Ross 128 b orbits a mostly-inactive red dwarf star, meaning it has the potential to be hospitable to life forms. Nicola Astudillo-Defru of the Geneva Observatory said the discovery is a major astronomical breakthrough.
“Ross 128 is much more comfortable for the development of life,” she told BBC News. “But we still need to know what the atmosphere of Ross 128 b is like. Depending on its composition and the reflectivity of its clouds, the exoplanet may be life-friendly with liquid water as the Earth, or sterile like Venus.”
Xavier Bonfils from the Institute of Planetology and Astrophysics in Grenoble led the study, and says the planet is “an excellent alternative target” to the closer, less hospitable planet Proxima b.
The discovery was made using a High Accuracy Radial velocity Planet Searcher at the La Silla Observatory in Chile, and is the result of over a decade of monitoring.
Having discovered Ross 128 b has a temperature between -60 and +20°C, scientists are now looking to determine if the atmospheric composition is suitable.

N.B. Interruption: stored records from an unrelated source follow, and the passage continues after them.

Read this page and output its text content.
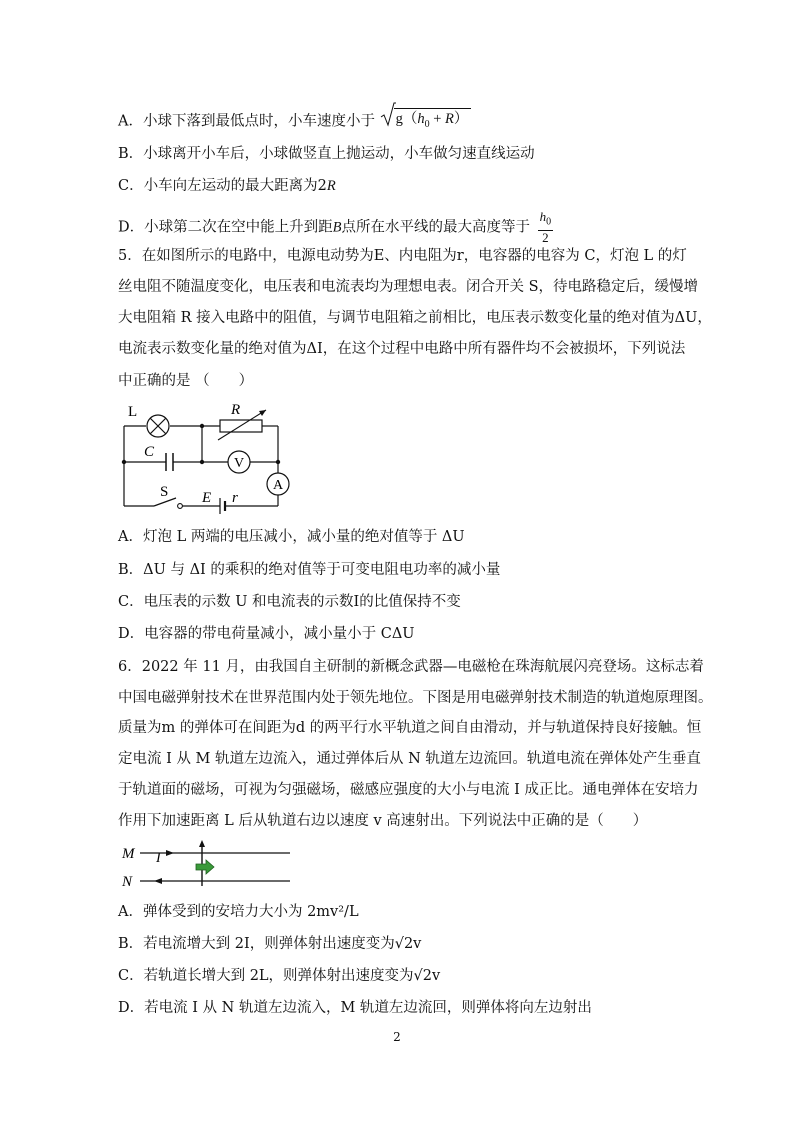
A．小球下落到最低点时，小车速度小于 $g(h_0 + R)$
B．小球离开小车后，小球做竖直上抛运动，小车做匀速直线运动
C．小车向左运动的最大距离为2R
D．小球第二次在空中能上升到距B点所在水平线的最大高度等于 $\frac{h_0}{2}$
5．在如图所示的电路中，电源电动势为E、内电阻为r，电容器的电容为 C，灯泡 L 的灯
丝电阻不随温度变化，电压表和电流表均为理想电表。闭合开关 S，待电路稳定后，缓慢增
大电阻箱 R 接入电路中的阻值，与调节电阻箱之前相比，电压表示数变化量的绝对值为ΔU，
电流表示数变化量的绝对值为ΔI，在这个过程中电路中所有器件均不会被损坏，下列说法
中正确的是 （　　）
L	R
C
V
A
S E r
A．灯泡 L 两端的电压减小，减小量的绝对值等于 ΔU
B．ΔU 与 ΔI 的乘积的绝对值等于可变电阻电功率的减小量
C．电压表的示数 U 和电流表的示数I的比值保持不变
D．电容器的带电荷量减小，减小量小于 CΔU
6．2022 年 11 月，由我国自主研制的新概念武器—电磁枪在珠海航展闪亮登场。这标志着
中国电磁弹射技术在世界范围内处于领先地位。下图是用电磁弹射技术制造的轨道炮原理图。
质量为m 的弹体可在间距为d 的两平行水平轨道之间自由滑动，并与轨道保持良好接触。恒
定电流 I 从 M 轨道左边流入，通过弹体后从 N 轨道左边流回。轨道电流在弹体处产生垂直
于轨道面的磁场，可视为匀强磁场，磁感应强度的大小与电流 I 成正比。通电弹体在安培力
作用下加速距离 L 后从轨道右边以速度 v 高速射出。下列说法中正确的是（　　）
M
N
I
A．弹体受到的安培力大小为 2mv²/L
B．若电流增大到 2I，则弹体射出速度变为√2v
C．若轨道长增大到 2L，则弹体射出速度变为√2v
D．若电流 I 从 N 轨道左边流入，M 轨道左边流回，则弹体将向左边射出
2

“It is still a debate what are the best biomarkers,” Astudillo-Defru says. “For now we have di-oxygen (O2) and ozone as good bio-markers, others like carbon dioxide or methane can be generated both from geological events or life. For sure we will start looking for these species and water vapour.”
New observatories are expected to aid the anaylsis of Ross 128 b further, Dr Bonfils explains. An Extremely Large Telescope (ELT) in Europe will “provide both the collecting power and the angular resolution to observe Ross 128 b directly,” he says. “We will be able to see if it has an atmosphere and, eventually, to search for O2, water and CH4 (methane).”
“Each one would be super exciting and an important step toward the evidence of life outside our Solar System. Yet, individually, none is a definitive proof for life. There are ways to produce either O2 or CH4 abiotically. However, for now, we don’t know any false positive if all three were to be detected together.”